6.The clinical application of the recovery time after ST segment depression for the diagnosis of coronary heart disease
Jingqi YANG ; Qinghua WU ; Wen SHEN ; Yu JIANG ; Jing CHEN ; Renqiang YANG
The Journal of Practical Medicine 2015;(18):2975-2977
Objective To investigate the clinical significance of the ST segment changing in treadmill exercise test positive for the diagnosis of coronary heart disease. Methods 133 patients (hospitalized from January 2014 to January 2015) with the ST segment depression≥0.1 mm in treadmill exercise test were retrospectively analyzed. Patients were divided into the observation group and the control group according to the coronary angiography (the dividing line is artery stenosis is more than 50% or not ). ST-segment depression margin and recovery time of the two groups were compared. ST-segment depression margin and recovery time of patients with different vascular lesion number were also analyzed. Results In 133 cases, 79 cases of coronary angiography were positive(59.4%).

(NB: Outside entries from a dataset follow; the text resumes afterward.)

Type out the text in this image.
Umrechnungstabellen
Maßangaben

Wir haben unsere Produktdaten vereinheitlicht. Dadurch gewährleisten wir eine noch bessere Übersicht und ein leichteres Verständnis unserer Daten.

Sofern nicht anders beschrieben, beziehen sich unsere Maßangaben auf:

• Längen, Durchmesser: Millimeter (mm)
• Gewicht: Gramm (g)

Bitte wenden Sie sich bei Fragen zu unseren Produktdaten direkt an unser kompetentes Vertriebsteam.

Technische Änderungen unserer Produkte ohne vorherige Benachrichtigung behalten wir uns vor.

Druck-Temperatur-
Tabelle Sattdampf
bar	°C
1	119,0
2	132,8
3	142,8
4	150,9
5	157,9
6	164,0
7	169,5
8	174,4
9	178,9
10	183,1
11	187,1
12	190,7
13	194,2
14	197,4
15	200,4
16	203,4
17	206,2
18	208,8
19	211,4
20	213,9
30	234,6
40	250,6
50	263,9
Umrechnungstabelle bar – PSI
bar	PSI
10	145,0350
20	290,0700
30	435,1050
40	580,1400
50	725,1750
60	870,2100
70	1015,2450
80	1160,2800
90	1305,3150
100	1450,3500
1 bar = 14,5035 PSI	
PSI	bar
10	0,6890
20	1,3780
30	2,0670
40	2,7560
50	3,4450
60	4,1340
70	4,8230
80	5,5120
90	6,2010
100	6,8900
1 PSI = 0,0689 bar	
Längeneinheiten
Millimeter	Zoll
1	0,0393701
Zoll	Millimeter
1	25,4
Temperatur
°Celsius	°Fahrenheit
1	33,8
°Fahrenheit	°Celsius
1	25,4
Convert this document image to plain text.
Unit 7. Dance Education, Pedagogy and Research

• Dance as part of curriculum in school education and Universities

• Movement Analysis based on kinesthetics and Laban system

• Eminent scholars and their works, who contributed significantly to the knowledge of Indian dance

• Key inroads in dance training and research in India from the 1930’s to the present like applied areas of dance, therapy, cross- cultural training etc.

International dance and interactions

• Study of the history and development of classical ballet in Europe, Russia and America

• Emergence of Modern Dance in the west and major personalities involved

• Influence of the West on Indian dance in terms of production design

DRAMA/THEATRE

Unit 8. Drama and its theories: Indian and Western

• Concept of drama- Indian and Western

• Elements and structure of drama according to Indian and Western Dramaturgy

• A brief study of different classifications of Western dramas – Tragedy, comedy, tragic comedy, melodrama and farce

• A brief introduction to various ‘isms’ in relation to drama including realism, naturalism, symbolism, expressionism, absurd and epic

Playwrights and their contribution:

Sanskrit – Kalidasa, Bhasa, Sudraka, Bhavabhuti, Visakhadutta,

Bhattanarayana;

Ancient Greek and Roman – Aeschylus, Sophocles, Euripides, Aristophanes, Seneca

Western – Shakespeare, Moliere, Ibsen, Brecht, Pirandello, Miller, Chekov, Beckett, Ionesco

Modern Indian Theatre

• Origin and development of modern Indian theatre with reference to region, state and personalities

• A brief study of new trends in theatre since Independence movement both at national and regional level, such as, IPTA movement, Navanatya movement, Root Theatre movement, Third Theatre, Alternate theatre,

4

Positive rate of ST segment recovery time(> 90 s) was 76.9% in. The maximal ST-segment depression margin and recovery time in the observation group were more than the control group, the difference was statistically significant (P<0.05). Compared with the maximal ST segment depression margin in single-vessel stenosis group , the difference in the double-vessel and multi-vessel stenosis group was not statistically significant(P > 0.05). But in terms of ST-segment recovery time, the double-vessel and multivessel stenosis group were higher than the single-vessel stenosis group , and the difference was statistically significant (P< 0.05). Conclusion Clinically, patients with TET positive combined the ST segment depression and ST-segment recovery time are important hints for the diagnosis of coronary artery disease , and is worthy of promotion.